Abstract

Post-mortem examinations were conducted in 28 patients with the acquired immune deficiency syndrome (AIDS) and biopsy-proven Pneumocystis carinii pneumonia (PCP) who had been treated with trimethoprim-sulfamethoxazole (Bactrim, intravenous infusion [Roche]) and/or pentamidine isethionate. According to the evolution of the pulmonary process, the cases were classified into three groups. Group I ("fulminant" PCP) was composed of eight patients who died during the first week of the disease. Although treatment had eradicated most of the organisms, one third of the alveolar space volume, on the average, was filled by foamy exudates characteristic of PCP. This accounted for the respiratory insufficiency and death of these patients. Group II ("nonresolving" PCP) was comprised of nine patients who died within eight days and 2 months of diagnosis. PCP was less severe than in group I, but fatal respiratory insufficiency was the result of fibroblastic organization of the intraalveolar exudates (fibrosing alveolitis).
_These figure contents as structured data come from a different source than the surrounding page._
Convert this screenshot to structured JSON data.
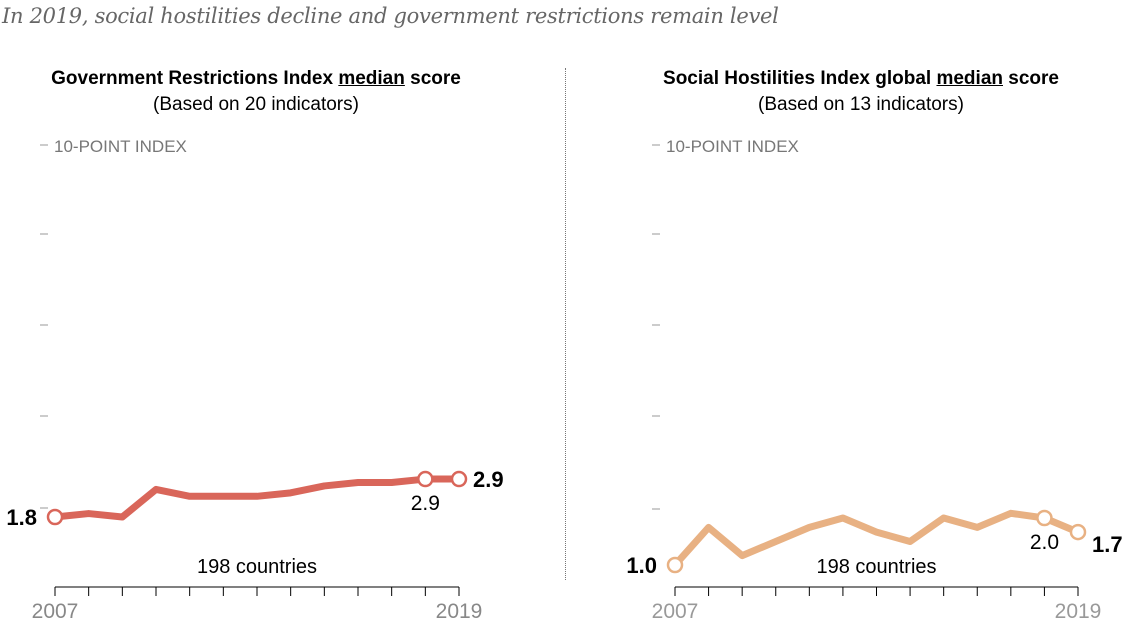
{
  "subtitle": "In 2019, social hostilities decline and government restrictions remain level",
  "chart_data": [
    {
      "type": "line",
      "title_pre": "Government Restrictions Index ",
      "title_em": "median",
      "title_post": " score",
      "subtitle": "(Based on 20 indicators)",
      "ylabel": "10-POINT INDEX",
      "ylim": [
        0,
        10
      ],
      "x": [
        2007,
        2008,
        2009,
        2010,
        2011,
        2012,
        2013,
        2014,
        2015,
        2016,
        2017,
        2018,
        2019
      ],
      "values": [
        1.8,
        1.9,
        1.8,
        2.6,
        2.4,
        2.4,
        2.4,
        2.5,
        2.7,
        2.8,
        2.8,
        2.9,
        2.9
      ],
      "x_tick_labels": [
        "2007",
        "2019"
      ],
      "annotation": "198 countries",
      "labels": {
        "start": "1.8",
        "prev": "2.9",
        "end": "2.9"
      },
      "color": "#d9665a"
    },
    {
      "type": "line",
      "title_pre": "Social Hostilities Index global ",
      "title_em": "median",
      "title_post": " score",
      "subtitle": "(Based on 13 indicators)",
      "ylabel": "10-POINT INDEX",
      "ylim": [
        0,
        10
      ],
      "x": [
        2007,
        2008,
        2009,
        2010,
        2011,
        2012,
        2013,
        2014,
        2015,
        2016,
        2017,
        2018,
        2019
      ],
      "values": [
        1.0,
        1.8,
        1.2,
        1.5,
        1.8,
        2.0,
        1.7,
        1.5,
        2.0,
        1.8,
        2.1,
        2.0,
        1.7
      ],
      "x_tick_labels": [
        "2007",
        "2019"
      ],
      "annotation": "198 countries",
      "labels": {
        "start": "1.0",
        "prev": "2.0",
        "end": "1.7"
      },
      "color": "#e8b183"
    }
  ]
}
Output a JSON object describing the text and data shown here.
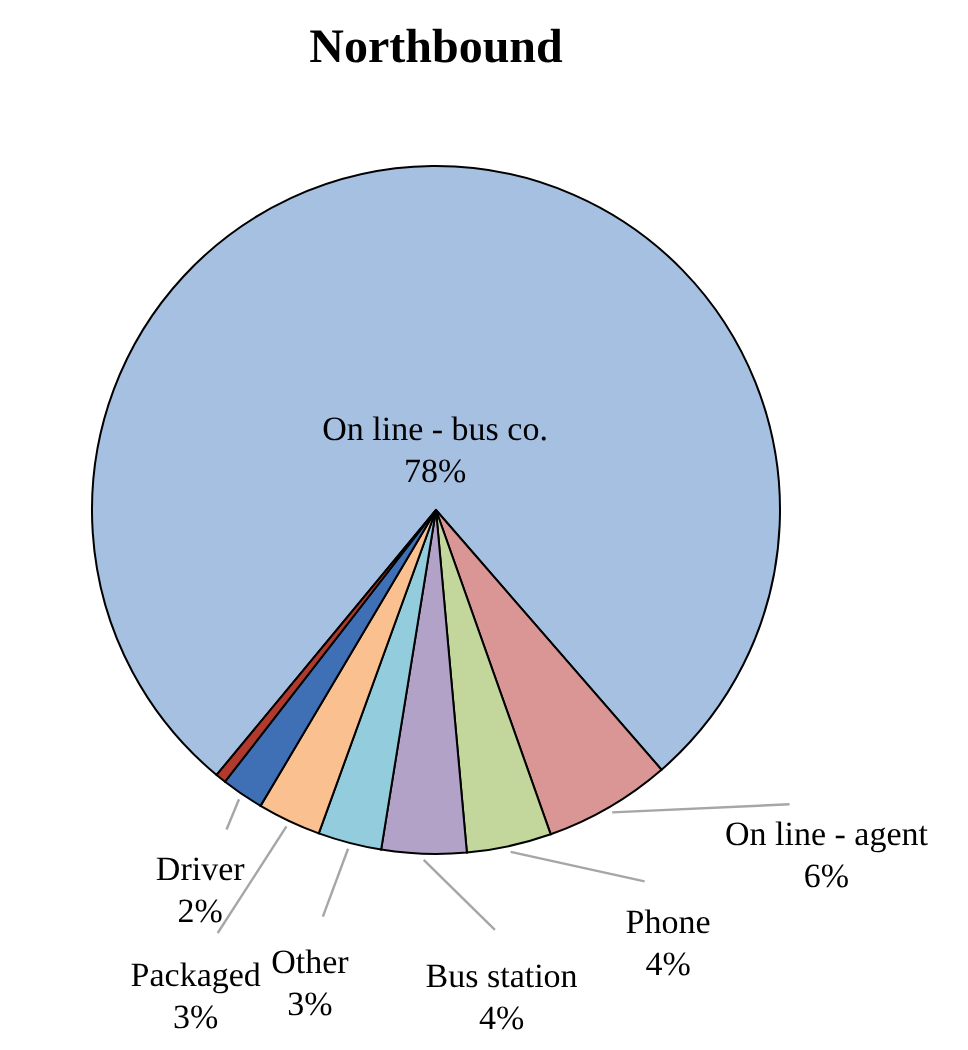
{
  "chart_data": {
    "type": "pie",
    "title": "Northbound",
    "categories": [
      "On line - bus co.",
      "On line - agent",
      "Phone",
      "Bus station",
      "Other",
      "Packaged",
      "Driver",
      null
    ],
    "values": [
      78,
      6,
      4,
      4,
      3,
      3,
      2,
      0.5
    ],
    "value_labels": [
      "78%",
      "6%",
      "4%",
      "4%",
      "3%",
      "3%",
      "2%",
      null
    ],
    "colors": [
      "#a6c0e2",
      "#d99694",
      "#c3d69b",
      "#b3a2c7",
      "#93cddd",
      "#fac08f",
      "#3f6fb5",
      "#b03a2e"
    ]
  }
}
In seven of the nine patients (78%), the latter resulted from oxygen toxicity; in the remaining two patients (22%) PCP, per se, was the original stimulus for the fibrosis. Patients in group II also had a high incidence of thromboembolic pulmonary lesions. Group III ("cured" PCP) was composed of 11 patients who responded dramatically well to therapy but died months or years later of other manifestations of AIDS. In group III patients, the roentgenographic picture at diagnosis was consistently less severe than in groups I and II.